If your name’s Carlyle you start by momentous changes at the very top. “The founders asked members of the bin Laden family to take back their money. They sat down with George H.W. Bush and John Major and discussed, improbable though it might seem, how the two were no longer wanted as senior advisers because they hurt the firm’s image. Out went former Reagan Defense Secretary Frank C. Carlucci as chairman. In came highly regarded former chairman and CEO of IBM (IBM ), Louis V. Gerstner Jr., along with former Securities & Exchange Commission Chairman Arthur Levitt, former General Electric (GE ) Vice-Chairman David Calhoun, and former Time Inc. (TWX ) Editor-in-Chief Norman Pearlstine, among others, to underscore Carlyle’s commitment to portfolio diversification and upright corporate citizenship.” You then go on to do things that “might come to redefine the very nature of private equity.”
But the second part could never have happened without that total change in culture.
Labor and buy-out firms are typically anathema, but they don’t have to be if you let go of greed and share the spoils. Hard to believe?
It worked for Onex at Spirit AeroSystems where they created a productivity culture based on real rewards for the risks taken.
There were some layoffs at the start, “But the new owners helped ease the pain by giving the remaining workers $246 million in cash and stock options. The money was a reward for helping the company…cut costs and pull off a successful initial public offering. “I can’t tell you what a thrill it is to give our organized workforce nearly $250 million,” says Seth M. Mersky, an Onex managing director.”
The turnaround and successful IPO couldn’t have happened without the cultural shift.
And finally, a high profile, not-so-happy example of the impact of culture.

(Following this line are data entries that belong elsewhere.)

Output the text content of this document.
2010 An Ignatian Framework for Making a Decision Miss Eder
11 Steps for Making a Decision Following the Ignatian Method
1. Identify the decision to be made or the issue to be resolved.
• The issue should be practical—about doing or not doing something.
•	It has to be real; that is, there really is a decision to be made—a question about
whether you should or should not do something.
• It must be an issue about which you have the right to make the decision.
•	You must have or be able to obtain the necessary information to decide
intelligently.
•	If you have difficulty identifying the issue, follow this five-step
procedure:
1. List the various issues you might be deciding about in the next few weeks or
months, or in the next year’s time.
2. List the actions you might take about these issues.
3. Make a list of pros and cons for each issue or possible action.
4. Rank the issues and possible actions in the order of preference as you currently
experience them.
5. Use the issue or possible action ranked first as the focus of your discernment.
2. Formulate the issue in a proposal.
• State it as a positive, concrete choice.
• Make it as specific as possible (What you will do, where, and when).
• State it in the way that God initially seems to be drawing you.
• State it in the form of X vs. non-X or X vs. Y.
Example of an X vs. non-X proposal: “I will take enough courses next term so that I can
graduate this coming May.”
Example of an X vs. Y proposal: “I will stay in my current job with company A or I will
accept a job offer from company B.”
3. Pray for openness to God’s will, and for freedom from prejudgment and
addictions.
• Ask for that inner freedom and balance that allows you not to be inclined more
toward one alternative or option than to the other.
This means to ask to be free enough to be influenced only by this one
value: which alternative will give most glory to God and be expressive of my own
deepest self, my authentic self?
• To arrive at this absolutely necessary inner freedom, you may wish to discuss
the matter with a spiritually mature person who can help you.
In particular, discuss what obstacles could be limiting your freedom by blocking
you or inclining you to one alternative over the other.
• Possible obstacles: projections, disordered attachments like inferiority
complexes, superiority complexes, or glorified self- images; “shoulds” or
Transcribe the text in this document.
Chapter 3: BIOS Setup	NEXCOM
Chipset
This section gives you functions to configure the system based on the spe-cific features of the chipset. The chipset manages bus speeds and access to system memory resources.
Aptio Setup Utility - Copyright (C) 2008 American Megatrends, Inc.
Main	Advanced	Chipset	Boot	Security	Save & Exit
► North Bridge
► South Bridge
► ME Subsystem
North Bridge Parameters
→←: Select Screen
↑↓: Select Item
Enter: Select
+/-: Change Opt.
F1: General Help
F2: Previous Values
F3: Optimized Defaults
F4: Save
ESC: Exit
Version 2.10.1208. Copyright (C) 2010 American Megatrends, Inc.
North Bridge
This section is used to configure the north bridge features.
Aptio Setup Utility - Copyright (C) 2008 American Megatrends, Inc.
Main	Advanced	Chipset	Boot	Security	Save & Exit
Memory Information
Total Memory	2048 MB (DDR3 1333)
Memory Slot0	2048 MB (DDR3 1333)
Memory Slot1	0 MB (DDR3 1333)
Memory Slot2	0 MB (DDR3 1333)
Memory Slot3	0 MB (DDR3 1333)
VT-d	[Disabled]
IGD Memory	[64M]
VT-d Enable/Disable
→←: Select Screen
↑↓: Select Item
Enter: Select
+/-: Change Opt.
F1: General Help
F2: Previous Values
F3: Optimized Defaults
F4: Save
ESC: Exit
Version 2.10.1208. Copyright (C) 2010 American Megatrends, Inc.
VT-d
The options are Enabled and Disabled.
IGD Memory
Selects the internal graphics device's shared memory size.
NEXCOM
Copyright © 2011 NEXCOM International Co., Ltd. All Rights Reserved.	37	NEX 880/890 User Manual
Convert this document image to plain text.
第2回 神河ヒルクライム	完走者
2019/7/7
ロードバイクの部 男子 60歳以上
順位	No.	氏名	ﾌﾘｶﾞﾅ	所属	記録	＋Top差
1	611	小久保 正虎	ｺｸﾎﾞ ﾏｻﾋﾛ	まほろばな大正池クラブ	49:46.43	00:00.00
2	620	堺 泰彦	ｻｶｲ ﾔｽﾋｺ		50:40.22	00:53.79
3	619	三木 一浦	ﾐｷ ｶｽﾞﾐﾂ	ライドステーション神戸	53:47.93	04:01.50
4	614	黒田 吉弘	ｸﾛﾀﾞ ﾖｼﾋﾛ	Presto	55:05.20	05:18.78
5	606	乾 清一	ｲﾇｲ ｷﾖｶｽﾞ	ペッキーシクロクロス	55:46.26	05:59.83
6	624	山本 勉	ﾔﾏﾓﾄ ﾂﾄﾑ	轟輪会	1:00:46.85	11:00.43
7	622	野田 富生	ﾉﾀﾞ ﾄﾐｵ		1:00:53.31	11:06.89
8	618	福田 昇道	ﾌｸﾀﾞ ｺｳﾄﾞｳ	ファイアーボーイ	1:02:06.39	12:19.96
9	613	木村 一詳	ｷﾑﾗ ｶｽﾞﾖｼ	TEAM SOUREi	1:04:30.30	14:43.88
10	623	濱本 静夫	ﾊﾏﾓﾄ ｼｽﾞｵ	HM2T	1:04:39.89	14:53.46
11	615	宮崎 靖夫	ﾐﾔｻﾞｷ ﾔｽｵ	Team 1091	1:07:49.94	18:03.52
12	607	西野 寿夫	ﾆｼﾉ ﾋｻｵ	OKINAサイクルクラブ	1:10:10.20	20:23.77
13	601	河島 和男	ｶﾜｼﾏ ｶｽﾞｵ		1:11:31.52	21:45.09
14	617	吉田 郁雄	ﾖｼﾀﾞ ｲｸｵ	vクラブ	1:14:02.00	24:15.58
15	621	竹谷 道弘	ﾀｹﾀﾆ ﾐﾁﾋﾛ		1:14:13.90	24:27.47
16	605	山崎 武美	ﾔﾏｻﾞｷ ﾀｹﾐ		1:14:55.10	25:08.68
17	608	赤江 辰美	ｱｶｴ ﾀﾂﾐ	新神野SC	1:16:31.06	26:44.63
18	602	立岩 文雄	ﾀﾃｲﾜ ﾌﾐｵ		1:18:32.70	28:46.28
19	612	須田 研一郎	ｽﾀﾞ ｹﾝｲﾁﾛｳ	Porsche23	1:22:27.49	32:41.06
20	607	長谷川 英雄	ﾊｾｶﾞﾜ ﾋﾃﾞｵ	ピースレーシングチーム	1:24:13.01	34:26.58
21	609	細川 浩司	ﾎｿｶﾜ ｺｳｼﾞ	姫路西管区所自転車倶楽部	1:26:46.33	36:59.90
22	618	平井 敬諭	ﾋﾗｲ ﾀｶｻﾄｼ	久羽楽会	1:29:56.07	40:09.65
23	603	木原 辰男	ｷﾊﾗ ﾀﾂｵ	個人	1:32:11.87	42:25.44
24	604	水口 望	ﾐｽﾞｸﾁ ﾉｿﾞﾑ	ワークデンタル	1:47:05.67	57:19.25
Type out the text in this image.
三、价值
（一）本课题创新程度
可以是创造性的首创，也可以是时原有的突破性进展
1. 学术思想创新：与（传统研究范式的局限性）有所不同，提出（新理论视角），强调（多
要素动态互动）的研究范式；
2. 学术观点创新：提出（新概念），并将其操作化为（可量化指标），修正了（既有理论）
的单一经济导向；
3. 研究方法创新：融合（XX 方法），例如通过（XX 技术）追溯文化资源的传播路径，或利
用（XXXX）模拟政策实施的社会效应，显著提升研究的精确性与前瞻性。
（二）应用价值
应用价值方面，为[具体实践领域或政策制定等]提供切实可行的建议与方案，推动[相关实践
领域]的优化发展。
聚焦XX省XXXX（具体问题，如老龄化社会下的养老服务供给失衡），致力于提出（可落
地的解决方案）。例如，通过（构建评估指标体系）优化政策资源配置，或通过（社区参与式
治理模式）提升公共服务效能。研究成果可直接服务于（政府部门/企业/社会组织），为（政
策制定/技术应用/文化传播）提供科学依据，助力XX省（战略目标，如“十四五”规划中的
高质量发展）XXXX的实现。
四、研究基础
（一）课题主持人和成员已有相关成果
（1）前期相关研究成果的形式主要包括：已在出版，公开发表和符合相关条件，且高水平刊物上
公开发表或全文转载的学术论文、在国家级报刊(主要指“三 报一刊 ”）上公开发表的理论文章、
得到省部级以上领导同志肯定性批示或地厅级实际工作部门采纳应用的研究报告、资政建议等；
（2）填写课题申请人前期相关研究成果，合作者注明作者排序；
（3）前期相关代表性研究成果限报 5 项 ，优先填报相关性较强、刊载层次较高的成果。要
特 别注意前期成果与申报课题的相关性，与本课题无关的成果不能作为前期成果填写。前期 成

Julie Roehm’s explosive departure from Wal-Mart last December made business headlines and will probably continue in the news.
It was considered an odd match from the start, “…a cautionary tale of what happens when a self-described change agent goes to work for a company that needs to reinvent itself but can’t.”
In discussing what lessons she has learned, Roehm says, “The importance of culture. It can’t be underestimated.”
Culture is a living, multifaceted animal and needs to be cared for on all levels if you want to keep its multiple parts uniform, or, at the very least, synergistic.
- The publicly stated culture of the company.
- The culture actively fostered by the CEO and top management.
- The covert culture that may exist because it is ignored or, worse, fantasized away.
- The cultural fit of managers, employees and candidates.
In short, take care to know and cherish your culture and it will take care of you.